Lamar Alexander: Trump supports ACA stabilization bills

President Donald Trump, who once called cost-sharing reduction payments “bailouts” for health insurers, now is said to support two Affordable Care Act stabilization bills—including one that funds CSRs.

Senate HELP Committee Chairman Lamar Alexander, R-Tenn., tweeted Tuesday that Trump indicated during a closed-door meeting with GOP senators that he supported both the Alexander-Murray bill and the Collins-Nelson reinsurance proposal.
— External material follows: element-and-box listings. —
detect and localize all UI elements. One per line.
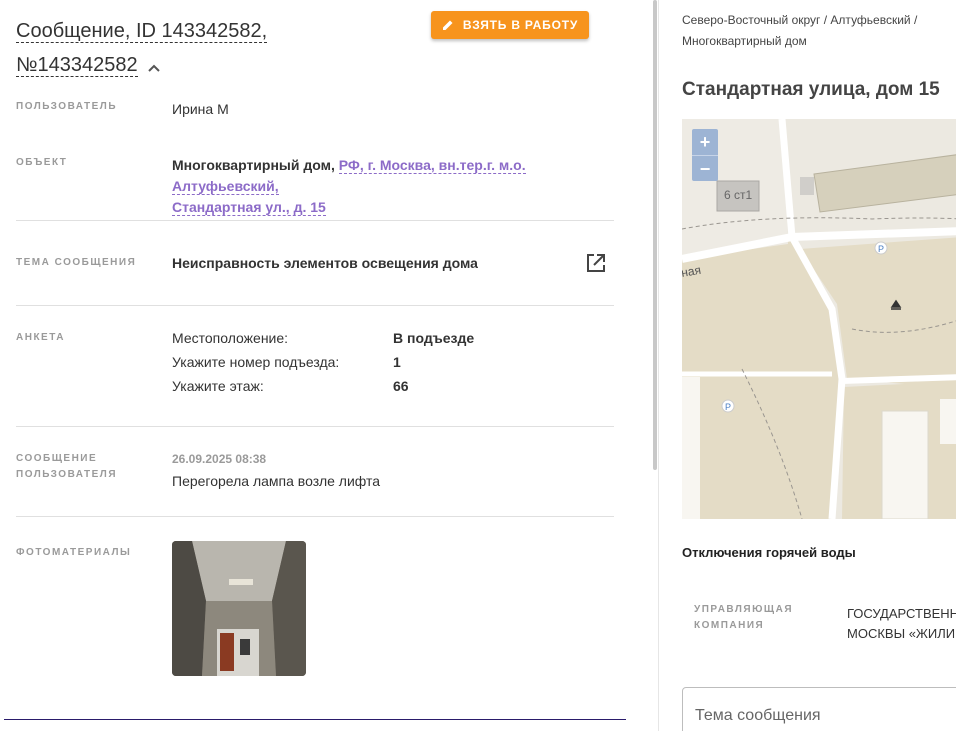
object-info-panel: Северо-Восточный округ / Алтуфьевский / …	[659, 0, 956, 731]
hot-water-outages-title: Отключения горячей воды	[682, 545, 856, 560]
object-value: Многоквартирный дом, РФ, г. Москва, вн.т…	[172, 155, 617, 218]
breadcrumb-line2[interactable]: Многоквартирный дом	[682, 34, 807, 48]
scrollbar-thumb[interactable]	[653, 0, 657, 470]
survey-answer: 66	[393, 378, 409, 394]
map-parking-label: P	[878, 244, 884, 254]
breadcrumb-line1[interactable]: Северо-Восточный округ / Алтуфьевский /	[682, 13, 917, 27]
mc-label-line2: КОМПАНИЯ	[694, 620, 765, 631]
message-text: Перегорела лампа возле лифта	[172, 473, 381, 489]
management-company-value: ГОСУДАРСТВЕНН МОСКВЫ «ЖИЛИ	[847, 604, 956, 644]
map-parking-label-2: P	[725, 402, 731, 412]
map[interactable]: 6 ст1 P P ная + −	[682, 119, 956, 519]
message-label: СООБЩЕНИЕ ПОЛЬЗОВАТЕЛЯ	[16, 451, 117, 483]
title-line1: Сообщение, ID 143342582,	[16, 20, 268, 43]
zoom-out-button[interactable]: −	[692, 155, 718, 181]
object-address-link-2[interactable]: Стандартная ул., д. 15	[172, 199, 326, 216]
zoom-in-button[interactable]: +	[692, 129, 718, 155]
take-to-work-button[interactable]: ВЗЯТЬ В РАБОТУ	[431, 11, 589, 39]
mc-value-line2: МОСКВЫ «ЖИЛИ	[847, 626, 956, 641]
bottom-divider	[4, 719, 626, 720]
photos-label: ФОТОМАТЕРИАЛЫ	[16, 547, 132, 558]
map-zoom-control: + −	[692, 129, 718, 181]
survey-answer: 1	[393, 354, 401, 370]
chevron-up-icon[interactable]	[147, 49, 160, 83]
map-canvas: 6 ст1 P P ная	[682, 119, 956, 519]
divider	[16, 426, 614, 427]
message-label-line2: ПОЛЬЗОВАТЕЛЯ	[16, 469, 118, 480]
divider	[16, 305, 614, 306]
survey-question: Укажите этаж:	[172, 378, 264, 394]
message-details-panel: Сообщение, ID 143342582, №143342582 ВЗЯТ…	[0, 0, 652, 731]
take-button-label: ВЗЯТЬ В РАБОТУ	[462, 18, 579, 32]
survey-label: АНКЕТА	[16, 332, 65, 343]
subject-placeholder: Тема сообщения	[695, 707, 821, 724]
message-label-line1: СООБЩЕНИЕ	[16, 453, 98, 464]
mc-label-line1: УПРАВЛЯЮЩАЯ	[694, 604, 794, 615]
message-date: 26.09.2025 08:38	[172, 452, 267, 466]
divider	[16, 516, 614, 517]
survey-question: Укажите номер подъезда:	[172, 354, 340, 370]
object-label: ОБЪЕКТ	[16, 157, 68, 168]
topic-value: Неисправность элементов освещения дома	[172, 255, 478, 271]
mc-value-line1: ГОСУДАРСТВЕНН	[847, 606, 956, 621]
open-external-icon[interactable]	[585, 252, 607, 279]
message-subject-field[interactable]: Тема сообщения	[682, 687, 956, 731]
object-address-title: Стандартная улица, дом 15	[682, 79, 940, 100]
object-type: Многоквартирный дом,	[172, 157, 335, 173]
pencil-icon	[442, 20, 453, 30]
page-title: Сообщение, ID 143342582, №143342582	[16, 14, 316, 83]
photo-thumbnail[interactable]	[172, 541, 306, 676]
divider	[16, 220, 614, 221]
survey-question: Местоположение:	[172, 330, 289, 346]
title-line2: №143342582	[16, 54, 138, 77]
user-value: Ирина М	[172, 101, 229, 117]
breadcrumb: Северо-Восточный округ / Алтуфьевский / …	[682, 10, 952, 52]
survey-answer: В подъезде	[393, 330, 475, 346]
management-company-label: УПРАВЛЯЮЩАЯ КОМПАНИЯ	[694, 602, 793, 634]
topic-label: ТЕМА СООБЩЕНИЯ	[16, 257, 137, 268]
user-label: ПОЛЬЗОВАТЕЛЬ	[16, 101, 118, 112]
map-building-label: 6 ст1	[724, 188, 753, 202]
The former bill, which Alexander drafted alongside Patty Murray, D-Wash., would fund CSR payments for two years and give states greater flexibility to oversee their individual insurance markets, among other policies. Trump decided in October to stop funding the CSR program, and has since expressed conflicting sentiments about the Alexander-Murray bill.

The latter bill—authored by Senators Susan Collins, R-Maine, and Bill Nelson, D-Fla.—would provide funding to states that establish invisible high risk pool or reinsurance programs. 

Trump’s support for both bills likely can be traced to the fact that Collins remains undecided about the GOP tax bill, which advanced past the Senate Budget Committee Tuesday on a party-line vote. She has indicated that if the final version of the bill repeals the individual mandate, she wants to see both stabilization bills pass in order to mitigate any adverse effects on the ACA marketplaces.

Prominent Democrats, though, are not on board. Murray said recently that tacking the Alexander-Murray bill onto the GOP tax reform effort “is like trying to put out a fire with penicillin.”

“The Alexander-Murray bill was intended to lower costs and stabilize the market—but millions of people will still be left paying more and losing coverage if Senate Republicans sabotage families’ healthcare to help millionaires and billionaires get more tax breaks they probably don’t need,” she added.

Senate Minority Leader Chuck Schumer took a similar view, telling reporters on Tuesday that “you can't sabotage the entire system and then say you're going to do a small little fix on top of that sabotage,” according to The Hill. 

Previously, Schumer said Democrats wouldn’t help the GOP pass the Alexander-Murray bill if the individual mandate repeal remains in the tax reform package.